Landmarked Clinton Hill house turned into Sour Patch Kids-branded flophouse

brooklyn patch
“I artificially screw up your housing market, just for #viral content.” via Facebook

If there’s one thing we can all agree on in Brooklyn, it’s that there’s so much housing everywhere. Just the kind of vacancy rates that apartment seekers dream of, knowing that they aren’t over a barrel whenever they start looking for a place to live. Given that we have so much space in which to live around here, obviously it’s totally cool that the candy company behind Sour Patch Kids is now using a Clinton Hill house as a kind of AirBnB for handpicked traveling musicians, who can stay there provided that they make some cool #viral #branded content about Sour Patch Kids. It’s not like anyone would want to live in that house or anything.

The totally cool house is being used a corporate crash pad called the Brooklyn Patch (no relation to the news website), instead of a house that could be lived in by people who need to live somewhere, so that Sour Patch Kids can have traveling musicians stay there for a day or two at a time in exchange for making content that Sour Patch kids can share on social media networks.

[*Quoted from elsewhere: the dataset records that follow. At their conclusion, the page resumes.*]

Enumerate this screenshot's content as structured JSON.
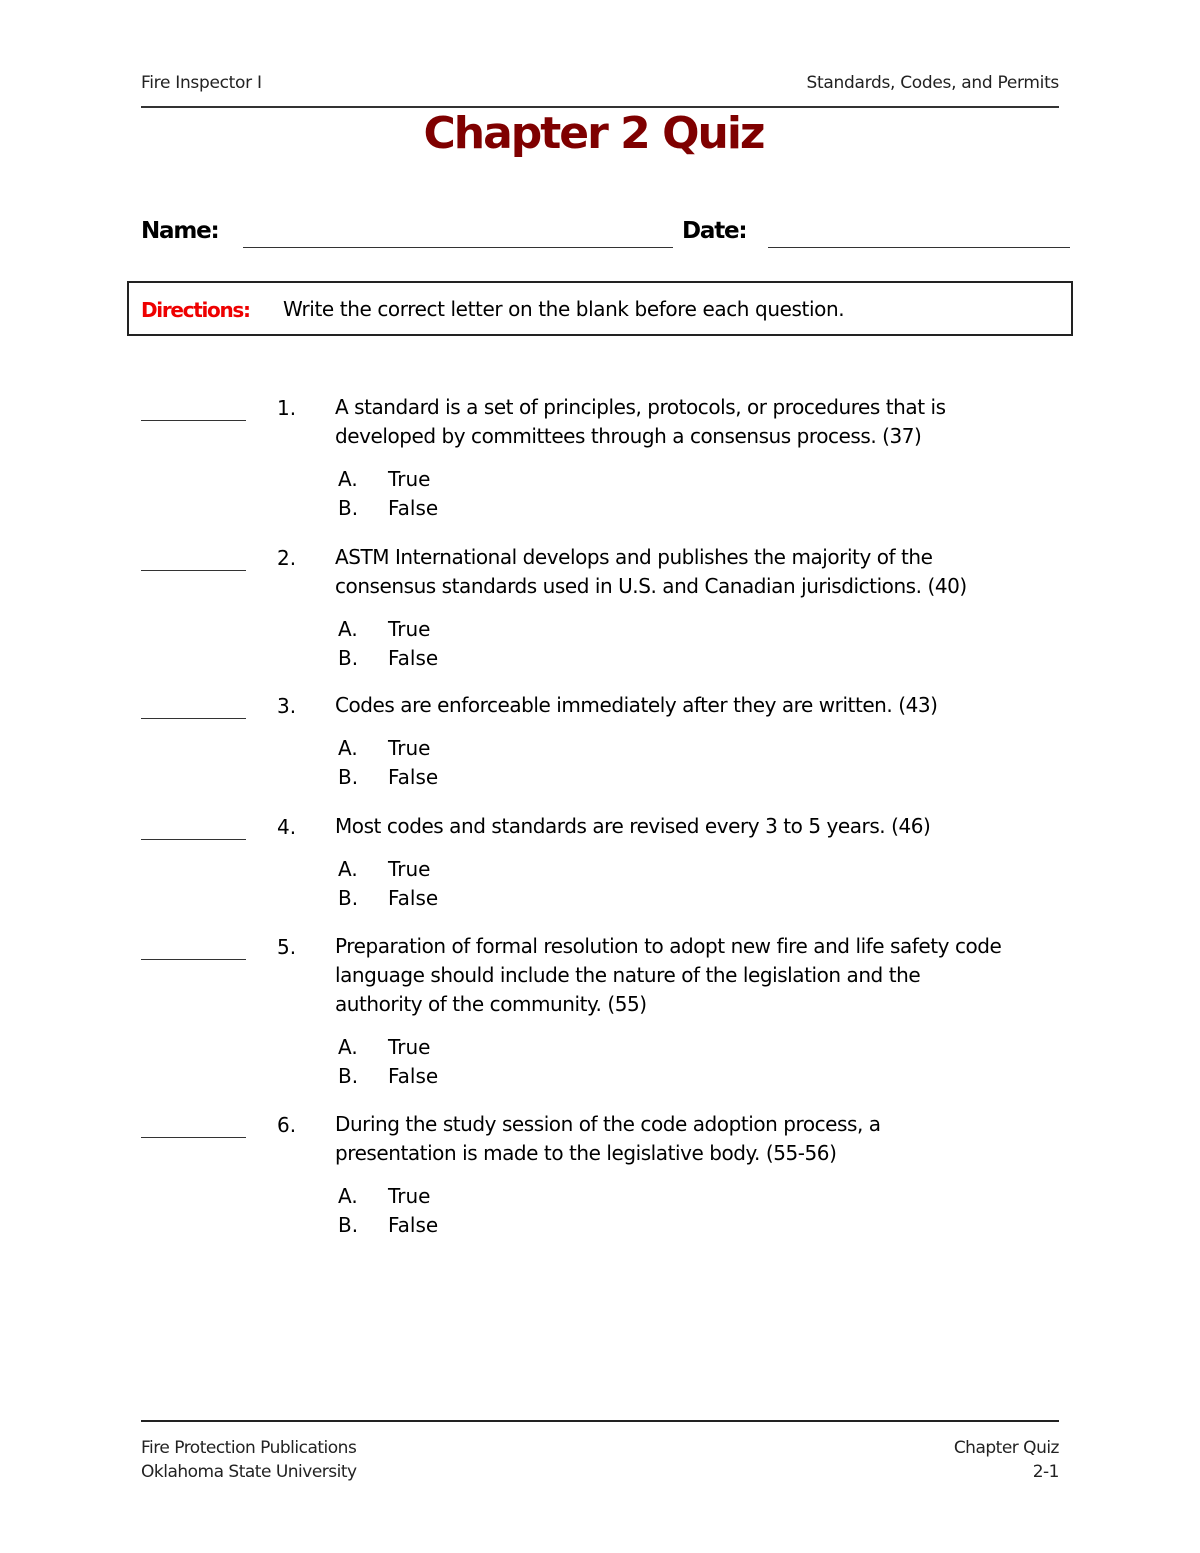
{
  "header": {
    "left": "Fire Inspector I",
    "right": "Standards, Codes, and Permits"
  },
  "title": "Chapter 2 Quiz",
  "title_color": "#7f0000",
  "form": {
    "name_label": "Name:",
    "date_label": "Date:"
  },
  "directions": {
    "label": "Directions:",
    "label_color": "#ee0000",
    "text": "Write the correct letter on the blank before each question."
  },
  "questions": [
    {
      "number": "1.",
      "lines": [
        "A standard is a set of principles, protocols, or procedures that is",
        "developed by committees through a consensus process. (37)"
      ],
      "options": [
        {
          "letter": "A.",
          "text": "True"
        },
        {
          "letter": "B.",
          "text": "False"
        }
      ]
    },
    {
      "number": "2.",
      "lines": [
        "ASTM International develops and publishes the majority of the",
        "consensus standards used in U.S. and Canadian jurisdictions. (40)"
      ],
      "options": [
        {
          "letter": "A.",
          "text": "True"
        },
        {
          "letter": "B.",
          "text": "False"
        }
      ]
    },
    {
      "number": "3.",
      "lines": [
        "Codes are enforceable immediately after they are written. (43)"
      ],
      "options": [
        {
          "letter": "A.",
          "text": "True"
        },
        {
          "letter": "B.",
          "text": "False"
        }
      ]
    },
    {
      "number": "4.",
      "lines": [
        "Most codes and standards are revised every 3 to 5 years. (46)"
      ],
      "options": [
        {
          "letter": "A.",
          "text": "True"
        },
        {
          "letter": "B.",
          "text": "False"
        }
      ]
    },
    {
      "number": "5.",
      "lines": [
        "Preparation of formal resolution to adopt new fire and life safety code",
        "language should include the nature of the legislation and the",
        "authority of the community. (55)"
      ],
      "options": [
        {
          "letter": "A.",
          "text": "True"
        },
        {
          "letter": "B.",
          "text": "False"
        }
      ]
    },
    {
      "number": "6.",
      "lines": [
        "During the study session of the code adoption process, a",
        "presentation is made to the legislative body. (55-56)"
      ],
      "options": [
        {
          "letter": "A.",
          "text": "True"
        },
        {
          "letter": "B.",
          "text": "False"
        }
      ]
    }
  ],
  "footer": {
    "left_line1": "Fire Protection Publications",
    "left_line2": "Oklahoma State University",
    "right_line1": "Chapter Quiz",
    "right_line2": "2-1"
  }
}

Sure, you might think that taking housing off the market in a city where supply is so tight people will live in these places, in exchange for “fun” advertising is gross and bad, but think about this poor brand and their desperate need for viral content.

We mean, sure, a four-bedroom, two-bathroom apartment could house a family or even a cluster of twenty-somethings willing to share rooms, especially in a nice neighborhood like Clinton Hill. Isn’t it a better use of our very limited housing stock though, to instead let a corporation use it as what’s essentially an AirBnB that isn’t even open to the public, all so that Deer Tick and Tame Impala can stay there for a few days and write a rock opera about Sour Patch Kids? If you have a better idea for candy companies to make commercials that will reach teenagers that doesn’t involve choking New York’s tight housing supply, we’d like to hear it, smart guy.